Insomnia came first, then the obsessive thoughts kicked in along with physiological symptoms that made it increasingly harder for me to care for my children.
Treatment and Healing for Mood Disorders
Untreated mood disorders do not fix themselves. They fester. My previous attempts to treat it failed because I did not understand what was happening to me. The more I learned about my disorder, the better Muslim and mother I could be by diminishing as many symptoms interfering with my worship and mothering as possible. I worked on techniques to cope with my anxiety. I paid more attention to my diet and appreciated the importance of exercise. Slowly, my symptoms faded.
Although anxiety symptoms may seem to come out of nowhere, they can be tenacious, causing ravaging effects on a person’s body. I was pretty weak and had to contend with muscle exhaustion, lack of energy and aches and pains. I discussed a care plan for our children with my husband. Alhamdulillah, he prioritized my need to heal and took on more responsibilities at home. I had to focus on restoring my depleted energy before taking care of home and family. I learned to avoid letting the daily level of care my children required drain and leave me vulnerable to another anxiety episode.
Living with a Mood Disorder
Triggers are going to happen. Sometimes, they don’t have that big an impact, but there are times when they can agitate anxiety. Noticing when a symptom manifests is important when assessing if it is time to shut things down and center one’s self.
Layla with a handle on her anxiety, living life!
With proper treatment, a game plan and my husband’s support, the mind-fogging effects of obsessive thoughts and constant fear lessened. I was able to engage in substantive ibadah that stabilized my emotions. I set aside time alone for salah, dhikr and reading Quran to connect with Allah and quiet my soul. When my anxiety was at its worst, I could not avail myself of spiritual advice. Once the symptoms diminished, I was able to benefit from Islamic scholarship about anxiety as a tool for prevention and use the advice offered as a way to reduce the length and intensity of any impending anxiety episodes.
The babies who scratched at the bathroom door back then are now in college, and we became parents to four more. With each pregnancy and birth – and through the stages of our kids’ lives – I tried to stay proactive about my anxiety and its influence on my relationship with them as their mother. It hasn’t always been perfect, but alhamdulillah, my anxiety has not been as bad as it was that day.

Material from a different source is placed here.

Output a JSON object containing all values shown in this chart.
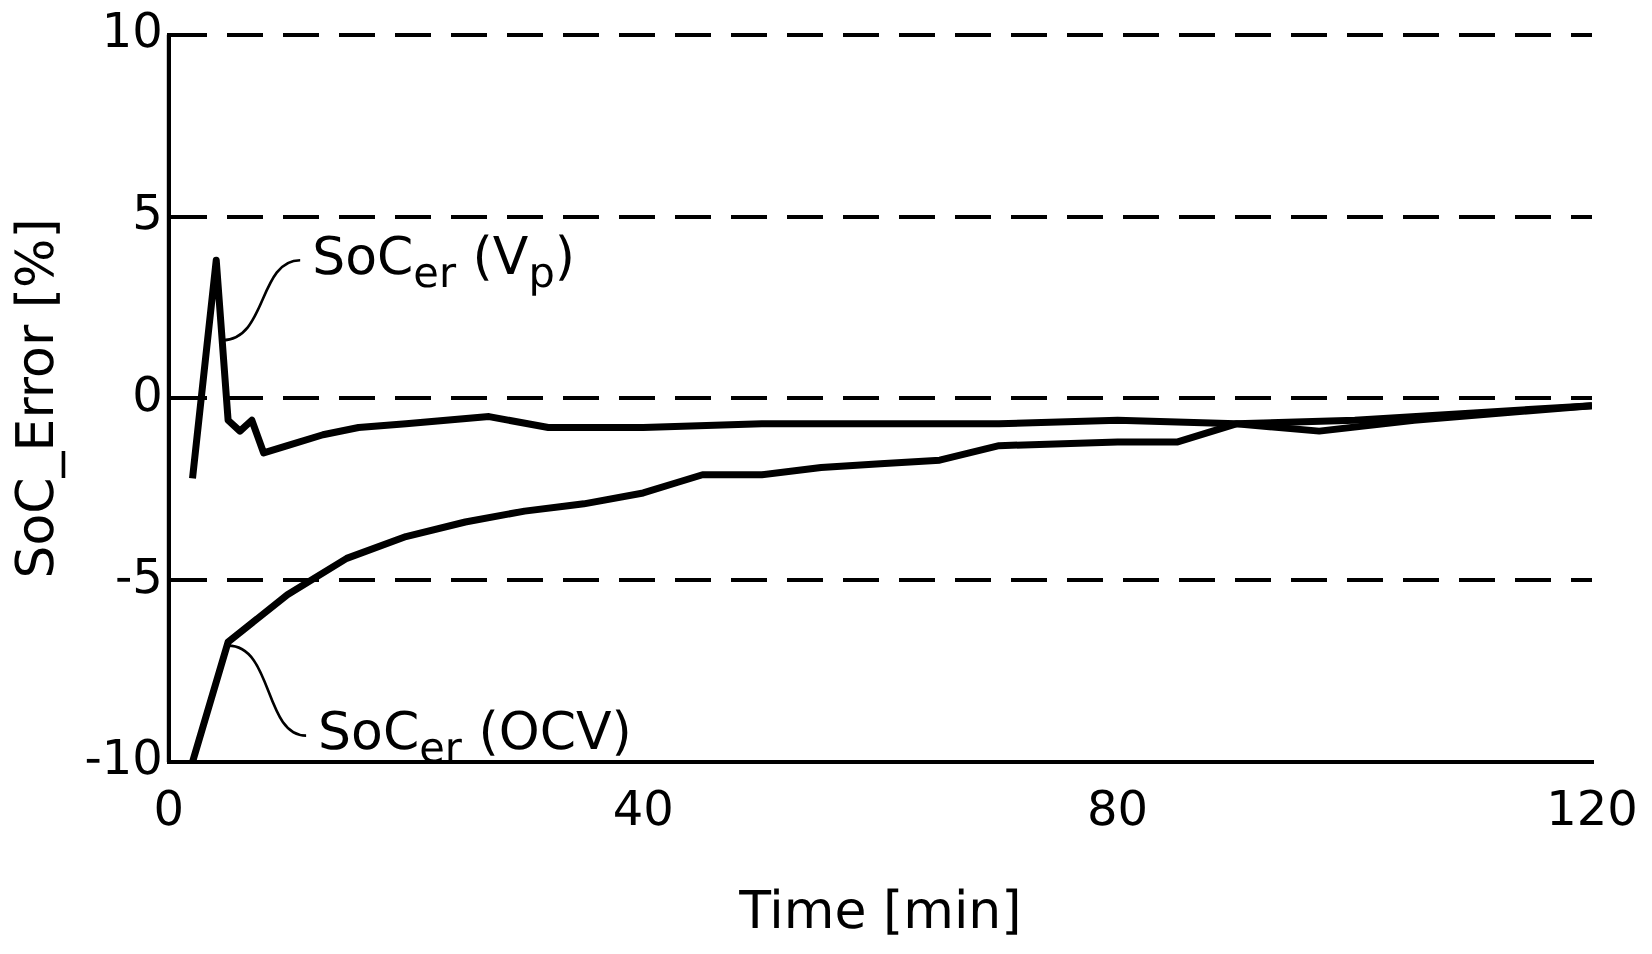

I benefited from constructing a self-care plan with a combination of professional and spiritual tools to keep my anxiety at bay as much as possible. It would be great if Islamic scholars collaborated with mental health professionals to help Muslims dealing with a range of issues. I was eventually able to bridge the gap between the realities of my condition and Islam, but it is a precarious to state to experience, which can lead to a crisis of faith that some do not escape.
Alhamduilillah, there are organizations like Institute for Muslim Mental Health and the Muslim Wellness Foundation that focus on mental and emotional well being in Muslim communities, but there needs to be more. Given the range of mental health issues Muslims struggle with, a holistic, Islamic-based approach to healing that integrates layers of scholarship, research and cultural relevance could help individuals and their families.